Brianna McNeal, Olympic Champion, Banned From Competing for Second Time Over Doping Violations

Olympic champion Brianna McNeal has been banned from competing for the second time over anti-doping rules.

On Friday, the Athletics Integrity Unit (AIU) handed McNeal, who won gold at the 2016 Rio Olympics in the 100-meter hurdles, a five-year suspension, backdated to August 15, 2020, for tampering with part of a doping control process.

This is her second ban related to anti-doping rules, but neither ban was for failing a drug test. The AIU, which handles anti-doping cases in track and field, has not published the details of McNeal's case for confidentiality reasons.

McNeal will still be allowed to compete at the U.S. Olympic Trials later this month while appealing the ban, but her appeal to the Court of Arbitration for Sport will be heard ahead of the Tokyo Olympics, which will decide her fate in this summer's games.

If the ban is upheld, she will be suspended through the next two Olympics—in Tokyo and in Paris in 2024.

McNeal was first charged with "tampering within the results management process" back in January, but her management agency denied that she tested positive for doping.

"ICM Stellar Athletics would like to clarify that Brianna has not tested positive for any substance banned in the sport of track and field," McNeal's agency said earlier this year. "Brianna will request a hearing, where she fully expects to be exonerated and continue her championship career."

Brianna McNeal Olympic Champion Ban Doping Tokyo
Brianna McNeal reacts after winning the women's 100-meter hurdle event in the IAAF Diamond League Shanghai athletics competition on May 12, 2018, in China.

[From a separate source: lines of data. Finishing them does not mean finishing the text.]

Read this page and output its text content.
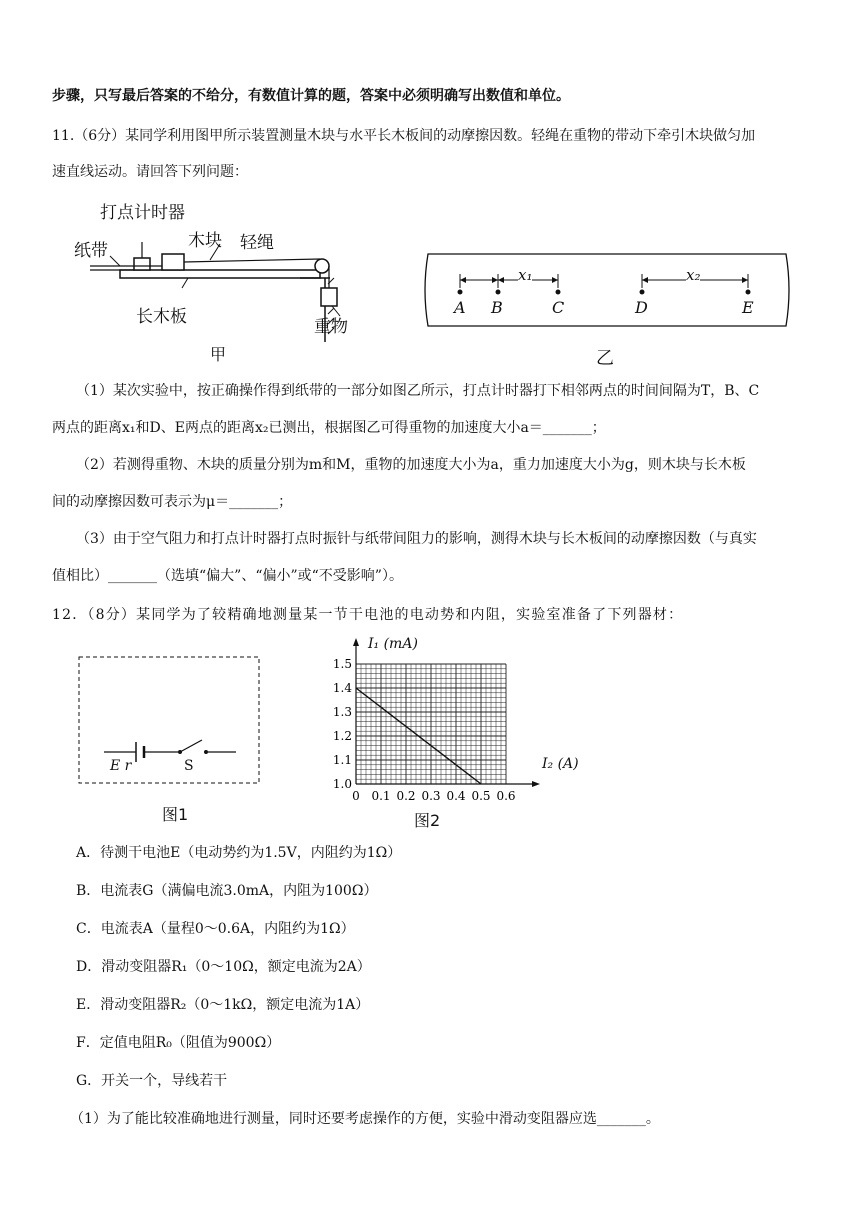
步骤，只写最后答案的不给分，有数值计算的题，答案中必须明确写出数值和单位。
11.（6分）某同学利用图甲所示装置测量木块与水平长木板间的动摩擦因数。轻绳在重物的带动下牵引木块做匀加
速直线运动。请回答下列问题：
打点计时器
纸带	木块 轻绳
长木板	重物
甲
x₁	x₂
A B	C	D	E
乙
（1）某次实验中，按正确操作得到纸带的一部分如图乙所示，打点计时器打下相邻两点的时间间隔为T，B、C
两点的距离x₁和D、E两点的距离x₂已测出，根据图乙可得重物的加速度大小a＝_______；
（2）若测得重物、木块的质量分别为m和M，重物的加速度大小为a，重力加速度大小为g，则木块与长木板
间的动摩擦因数可表示为μ＝_______；
（3）由于空气阻力和打点计时器打点时振针与纸带间阻力的影响，测得木块与长木板间的动摩擦因数（与真实
值相比）_______（选填“偏大”、“偏小”或“不受影响”）。
12．（8分）某同学为了较精确地测量某一节干电池的电动势和内阻，实验室准备了下列器材：
E r	S
图1
0 0.1 0.2 0.3 0.4 0.5 0.6
1.0
1.1
1.2
1.3
1.4
1.5
I₁ (mA)
I₂ (A)
图2
A．待测干电池E（电动势约为1.5V，内阻约为1Ω）
B．电流表G（满偏电流3.0mA，内阻为100Ω）
C．电流表A（量程0～0.6A，内阻约为1Ω）
D．滑动变阻器R₁（0～10Ω，额定电流为2A）
E．滑动变阻器R₂（0～1kΩ，额定电流为1A）
F．定值电阻R₀（阻值为900Ω）
G．开关一个，导线若干
（1）为了能比较准确地进行测量，同时还要考虑操作的方便，实验中滑动变阻器应选_______。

Johannes Eisele/AFP

McNeal's first doping-related suspension was handed down by the United States Anti-Doping Agency in 2016. The 29-year-old hurdler faced a one-year ban for failing to properly file her whereabouts for out-of-competition testing three times that year.

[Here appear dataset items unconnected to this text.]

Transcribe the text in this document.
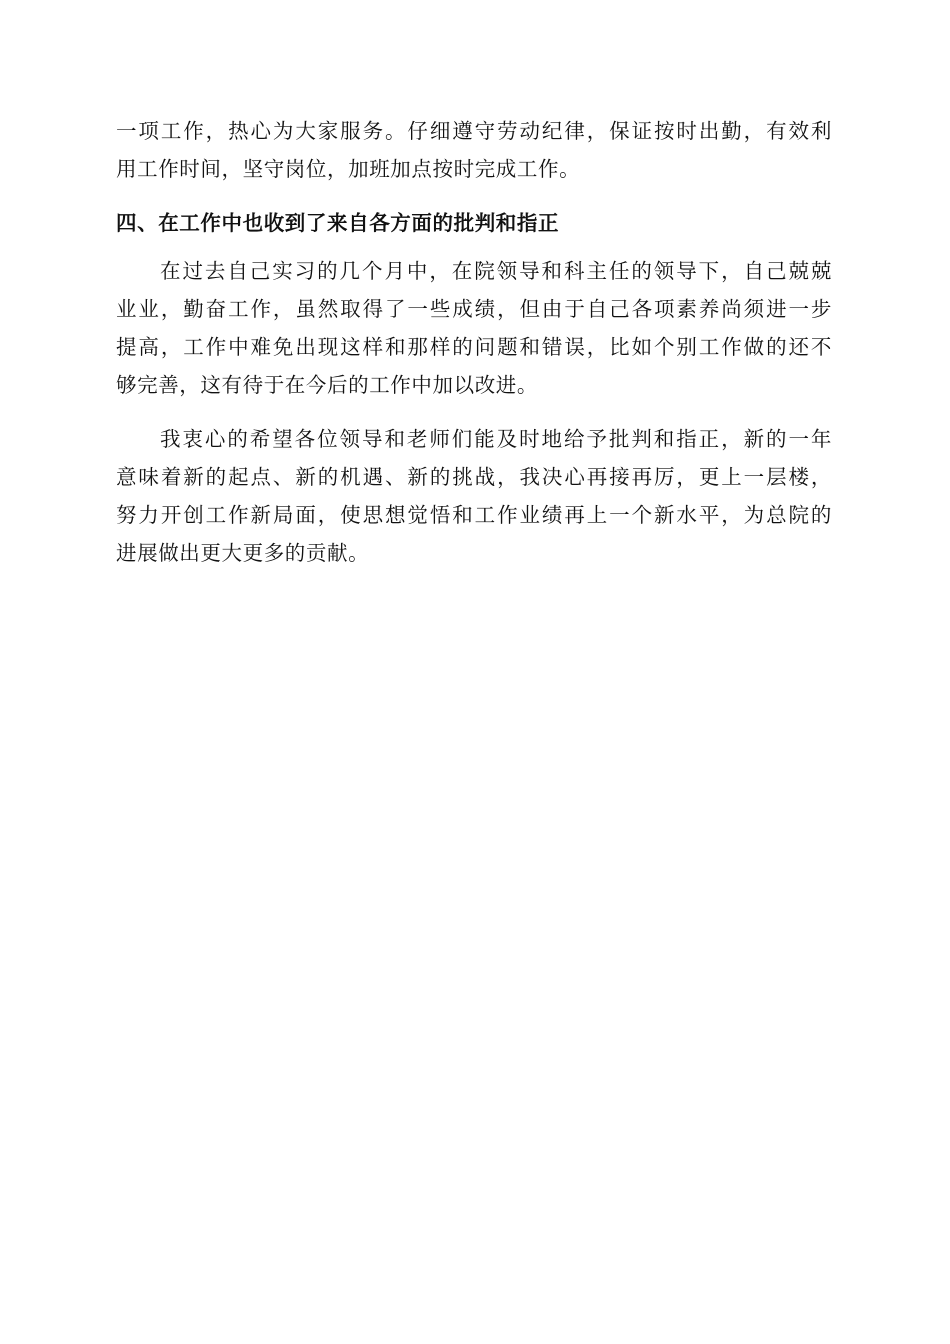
一项工作，热心为大家服务。仔细遵守劳动纪律，保证按时出勤，有效利
用工作时间，坚守岗位，加班加点按时完成工作。
四、在工作中也收到了来自各方面的批判和指正
在过去自己实习的几个月中，在院领导和科主任的领导下，自己兢兢
业业，勤奋工作，虽然取得了一些成绩，但由于自己各项素养尚须进一步
提高，工作中难免出现这样和那样的问题和错误，比如个别工作做的还不
够完善，这有待于在今后的工作中加以改进。
我衷心的希望各位领导和老师们能及时地给予批判和指正，新的一年
意味着新的起点、新的机遇、新的挑战，我决心再接再厉，更上一层楼，
努力开创工作新局面，使思想觉悟和工作业绩再上一个新水平，为总院的
进展做出更大更多的贡献。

She did complete eight out-of-competition tests over the course of 2016 and did not test positive. An arbitration panel said it believed she was clean, with "no evidence of avoiding testing, masking drug use, or using drugs."

McNeal received the least allowable penalty after it was discovered that for two of the missed tests, which were after the Rio Olympics, she had been traveling home to Florida to be honored and then to meet with President Barack Obama.

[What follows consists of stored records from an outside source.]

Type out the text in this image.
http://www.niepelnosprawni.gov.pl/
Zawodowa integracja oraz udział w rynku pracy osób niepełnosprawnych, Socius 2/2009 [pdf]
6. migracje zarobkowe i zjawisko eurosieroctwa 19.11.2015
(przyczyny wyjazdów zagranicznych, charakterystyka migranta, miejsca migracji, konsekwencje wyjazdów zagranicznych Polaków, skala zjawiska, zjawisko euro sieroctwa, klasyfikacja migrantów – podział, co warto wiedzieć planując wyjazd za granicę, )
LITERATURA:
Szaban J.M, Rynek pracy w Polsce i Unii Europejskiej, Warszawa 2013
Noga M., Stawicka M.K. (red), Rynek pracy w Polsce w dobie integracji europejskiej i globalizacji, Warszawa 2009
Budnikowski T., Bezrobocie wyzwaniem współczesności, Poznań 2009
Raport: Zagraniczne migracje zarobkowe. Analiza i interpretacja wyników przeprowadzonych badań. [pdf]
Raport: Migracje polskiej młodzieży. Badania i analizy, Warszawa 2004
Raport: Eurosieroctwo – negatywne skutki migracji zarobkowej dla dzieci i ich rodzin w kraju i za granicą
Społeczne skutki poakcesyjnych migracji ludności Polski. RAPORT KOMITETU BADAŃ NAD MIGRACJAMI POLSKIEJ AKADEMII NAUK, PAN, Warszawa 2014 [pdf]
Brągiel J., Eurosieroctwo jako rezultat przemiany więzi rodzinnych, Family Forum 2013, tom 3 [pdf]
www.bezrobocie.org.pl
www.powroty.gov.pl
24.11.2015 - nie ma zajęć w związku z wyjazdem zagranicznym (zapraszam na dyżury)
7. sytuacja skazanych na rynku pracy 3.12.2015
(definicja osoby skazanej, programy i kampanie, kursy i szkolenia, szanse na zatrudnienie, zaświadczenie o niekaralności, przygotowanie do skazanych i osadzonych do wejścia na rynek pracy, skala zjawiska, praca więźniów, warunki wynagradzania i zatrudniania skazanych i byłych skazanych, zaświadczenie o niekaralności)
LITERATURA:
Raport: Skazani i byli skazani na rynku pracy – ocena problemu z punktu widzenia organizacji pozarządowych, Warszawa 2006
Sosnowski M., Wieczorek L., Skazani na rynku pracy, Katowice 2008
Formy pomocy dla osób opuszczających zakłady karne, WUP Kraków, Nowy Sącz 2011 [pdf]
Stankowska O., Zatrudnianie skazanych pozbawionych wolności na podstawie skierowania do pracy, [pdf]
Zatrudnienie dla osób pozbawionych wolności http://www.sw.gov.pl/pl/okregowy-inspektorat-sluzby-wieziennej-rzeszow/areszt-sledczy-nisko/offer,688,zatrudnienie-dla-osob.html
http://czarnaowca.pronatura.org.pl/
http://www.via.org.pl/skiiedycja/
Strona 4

However, the ban caused her to miss the 2017 World Championships in London. She also qualified for the 2019 world championships, but was disqualified after a false start.

McNeal ranks seventh among Americans in the 100-meter hurdles. The top three athletes in June 20's Olympic Trials will head to Tokyo to represent Team USA in July.

Newsweek reached out to ICM Stellar Athletics for further comment but did not hear back before publication.